УСЛОВНО-НЕРАЗРЕШИМО. АНАЛОГ АНАГРАММЫ КОМПЕНСАЦИИ.
УСЛОВНО-НЕРАЗРЕШИМО. АНАЛОГ АНАГРАММЫ ИЗОМОРФИЗМА.
УСЛОВНО НЕРАЗРЕШИМО. ОБОБЩЕНИЕ АНАГРАММЫ ИЗОМОРФИЗМА.
УСЛОВНО НЕРАЗРЕШИМО……………………….. НЕТ АНАЛОГА.
…………НЕРАЗРЕШИМО………………… НЕТ АНАЛОГА.
…………НЕРАЗРЕШИМО………………… НЕТ АНАЛОГА.
…………НЕРАЗРЕШИМО………………… НЕТ АНАЛОГА.
10 сентября13:58
„Сашенька…“ – прошелестел прямо у меня в мозгу едва слышный голос Реджинальда.

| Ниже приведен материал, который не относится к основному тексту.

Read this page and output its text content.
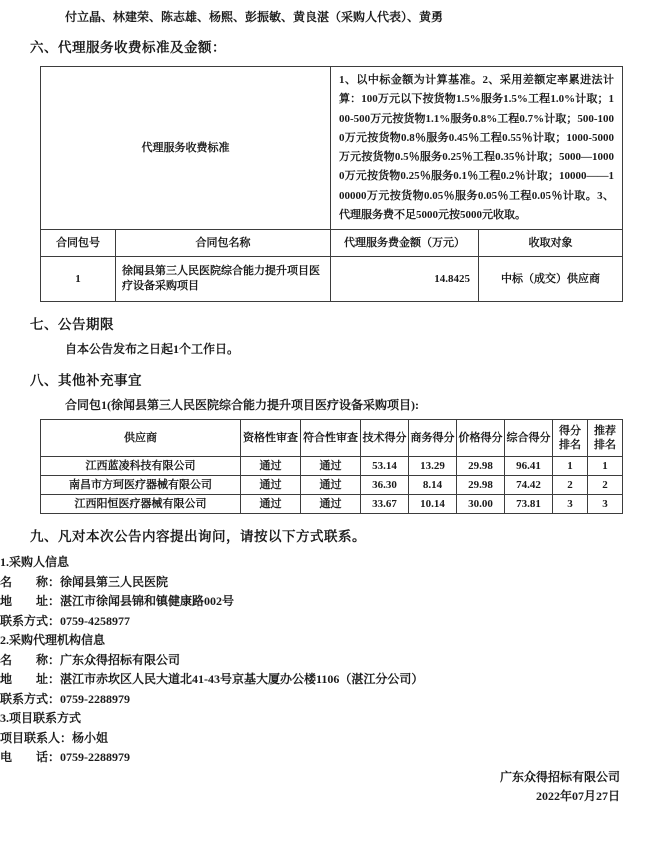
付立晶、林建荣、陈志雄、杨熙、彭振敏、黄良湛（采购人代表）、黄勇

六、代理服务收费标准及金额：
代理服务收费标准		1、以中标金额为计算基准。2、采用差额定率累进法计算：100万元以下按货物1.5%服务1.5%工程1.0%计取；100-500万元按货物1.1%服务0.8%工程0.7%计取；500-1000万元按货物0.8％服务0.45％工程0.55％计取；1000-5000万元按货物0.5％服务0.25％工程0.35％计取；5000—10000万元按货物0.25％服务0.1％工程0.2％计取；10000——100000万元按货物0.05％服务0.05％工程0.05％计取。3、代理服务费不足5000元按5000元收取。	
合同包号	合同包名称	代理服务费金额（万元）	收取对象
1	徐闻县第三人民医院综合能力提升项目医疗设备采购项目	14.8425	中标（成交）供应商
七、公告期限

自本公告发布之日起1个工作日。

八、其他补充事宜

合同包1(徐闻县第三人民医院综合能力提升项目医疗设备采购项目):

供应商	资格性审查	符合性审查	技术得分	商务得分	价格得分	综合得分	得分排名	推荐排名
江西蓝凌科技有限公司	通过	通过	53.14	13.29	29.98	96.41	1	1
南昌市方珂医疗器械有限公司	通过	通过	36.30	8.14	29.98	74.42	2	2
江西阳恒医疗器械有限公司	通过	通过	33.67	10.14	30.00	73.81	3	3
九、凡对本次公告内容提出询问，请按以下方式联系。

1.采购人信息

名　　称：徐闻县第三人民医院

地　　址：湛江市徐闻县锦和镇健康路002号

联系方式：0759-4258977

2.采购代理机构信息

名　　称：广东众得招标有限公司

地　　址：湛江市赤坎区人民大道北41-43号京基大厦办公楼1106（湛江分公司）

联系方式：0759-2288979

3.项目联系方式

项目联系人：杨小姐

电　　话：0759-2288979

广东众得招标有限公司

2022年07月27日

Я вздрогнул, посмотрел в его сторону, но из-за темноты увидел только абрис фигуры на фоне очередной переливающейся „анаграммы“. Мне показалось, он смотрит прямо на меня.
– Таким образом, система „анаграмм“ представляет собой… – шел ровный почти механический голос де Краона.
„Саша… пожалуйста… включите… свет… – прозвучало еще тише, – я, кажется, сломал… ближний… выключатель.
Я встал и включил свет.
Зал Заседаний пересекала широкая борозда. Она начиналась от кафедры, сминала паркет, шла через стену и заканчивалась на десятиметровой высоте, почти у самого потолка. Паркет был именно смят, дощечки не сломаны, а выгнуты, как пластилиновые. Толстые металлические плиты, тянувшиеся по всему залу на высоте человеческого роста, были вдавлены в стену.
Угол зала, противоположный кафедре, где стоял де Краон, сильно просел и расширился вглубь стены. Там, в глубине, я увидел несколько косых арок, ведущих куда-то дальше, в темноту. Под арками кто-то сидел. Кто-то живой. Когда я взглянул на него, он проворно умчался в темный боковой проем… Исчезли большие напольные часы. В том месте, где они стояли, на светлом паркетном полу темнело плоское бесформенное пятно.
Это не были „иллюзии“ – сэр Реджинальд Чарльз Этелинг де Краон просто владел структурой многомерного пространства и просто менял его по своему желанию.
„Мастер иллюзий…“ Мастер, но не иллюзий. Магические фокусы не всегда только „иллюзии“ и обман.
Как и Кодекс Бусидо не только всего лишь забавный исторический текст.
Реджинальд опирался обеими руками о стол.
– Моделирование сделано в технике „радужных анаграмм“, – тихо, но четко произнес он, – Это моя шестая анаграмма. Последняя. Напомню уже существующие пять: Вложение, Компенсация, Дуальность, Связность и Изоморфизм. О них рассказывал профессор Биркенау. В целом неплохо рассказывал, но, я бы сказал, довольно поверхностно. В его изложении Изоморфизма не хватало такой структуры…
Пространство нестерпимо запылало зеленым и желтым. Так ярко, что даже включенный верхний свет не мешал ясно видеть все оттенки и переливы. И вдруг я заметил внизу, почти у самого пола, „анаграмма“ постепенно стала приобретать все более отчетливый густой темно-красный оттенок.